Eight weeks after their memorable World Cup run was ended by Croatia in the semi-finals, the optimism sweeping England looked justified as Marcus Rashford scored a superb early opener.
But Spain, featuring only five of the players that started their last-16 World Cup penalty shootout defeat by Russia, stormed back before halftime through Saul Niguez and Rodrigo.
The second half was overshadowed by a nasty-looking head injury sustained by England left back Luke Shaw who needed lengthy treatment after an accidental clash.
Spain threatened to stretch their lead but were forced to hang on in the closing stages as England finished strongly with Rashford going close and substitute Danny Welbeck having a goal disallowed deep into stoppage time.
England’s defeat was their first in 25 competitive fixtures at Wembley.
England and Spain also face World Cup runners-up Croatia in League A Group 4 of the UEFA’s new tournament designed to add spice to the international calendar.
There was an expectation in the 81,000 crowd as the game kicked off following the presentation of the World Cup Golden Boot trophy to Harry Kane by England coach Gareth Southgate.
England responded in style and scored a goal of stunning quality in the 11th minute.
Playing bravely out from the back rather than clearing long, England worked the ball to Kane who found the marauding Shaw on the left and his precise pass was perfect for Rashford to slot past his Manchester United team mate David De Gea.
The home fans were still buzzing about that when Spain levelled two minutes later after a flowing move of their own — Saul Niguez shooting past Jordan Pickford after Thiago Alcantara’s cut back.
Spain’s easy-on-the-eye style began to pick holes in England as the likes of Isco, Alcantara and Saul Niguez took charge.
England were chasing shadows and when Kieran Trippier dived in to foul Marcos Alonso in the 32nd minute, the resulting free kick by Alcantara caught the home defence napping as Rodrigo guided the ball home at the near post.
De Gea produced an acrobatic save to deny Rashford a second goal shortly afterwards but Spain ended the half on top.
England were forced into a change early on in the second half after a sickening clash of heads left Shaw needing seven minutes of treatment by a posse of medics before being carried off the pitch on a stretcher.
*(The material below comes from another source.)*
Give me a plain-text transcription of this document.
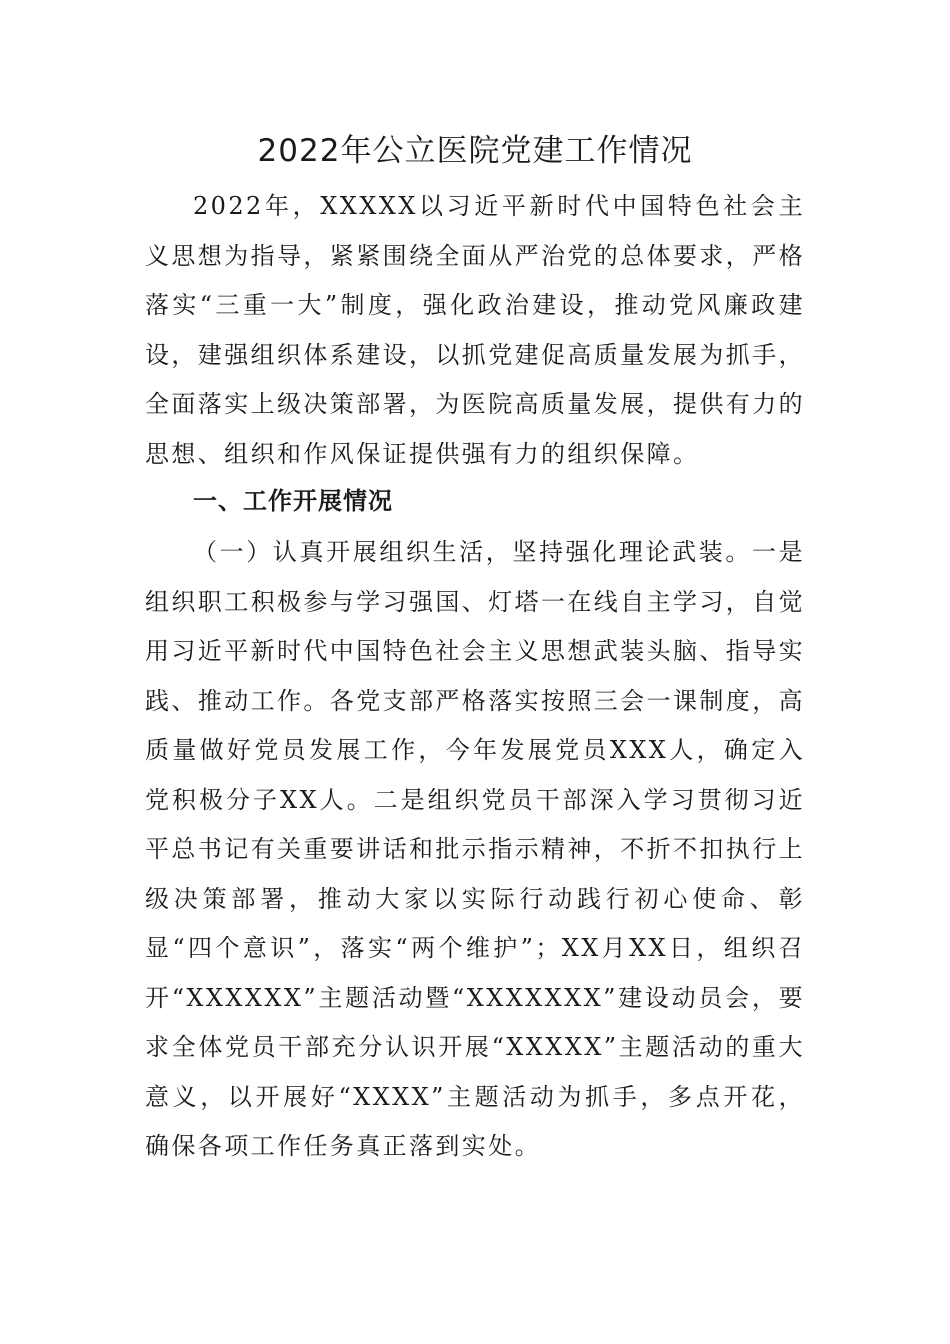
2022年公立医院党建工作情况

2022年，XXXXX以习近平新时代中国特色社会主义思想为指导，紧紧围绕全面从严治党的总体要求，严格落实“三重一大”制度，强化政治建设，推动党风廉政建设，建强组织体系建设，以抓党建促高质量发展为抓手，全面落实上级决策部署，为医院高质量发展，提供有力的思想、组织和作风保证提供强有力的组织保障。

一、工作开展情况

（一）认真开展组织生活，坚持强化理论武装。一是组织职工积极参与学习强国、灯塔一在线自主学习，自觉用习近平新时代中国特色社会主义思想武装头脑、指导实践、推动工作。各党支部严格落实按照三会一课制度，高质量做好党员发展工作，今年发展党员XXX人，确定入党积极分子XX人。二是组织党员干部深入学习贯彻习近平总书记有关重要讲话和批示指示精神，不折不扣执行上级决策部署，推动大家以实际行动践行初心使命、彰显“四个意识”，落实“两个维护”；XX月XX日，组织召开“XXXXXX”主题活动暨“XXXXXXX”建设动员会，要求全体党员干部充分认识开展“XXXXX”主题活动的重大意义，以开展好“XXXX”主题活动为抓手，多点开花，确保各项工作任务真正落到实处。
Danny Rose came on to replace him.
The incident silenced the crowd and seemed to distract the hosts whose sloppiness invited Spanish pressure.
England weathered the storm though and pressed late on for an equaliser with De Gea forced into several good saves.
He was fortunate though when he dropped the ball under pressure from Welbeck in stoppage time and the Arsenal man rolled home only to have his celebrations cut short.
Southgate said the goal should have stood but admitted his side had struggled to counter Spain’s passing game.
“We are under no illusion that Spain were the better team for long periods,” he said.
“But I’m proud of the way we finished the game. “I’ve seen teams fold in similar circumstances.”
England have now lost three matches in a row — against Croatia, Belgium and now Spain — proof they are still a work in progress.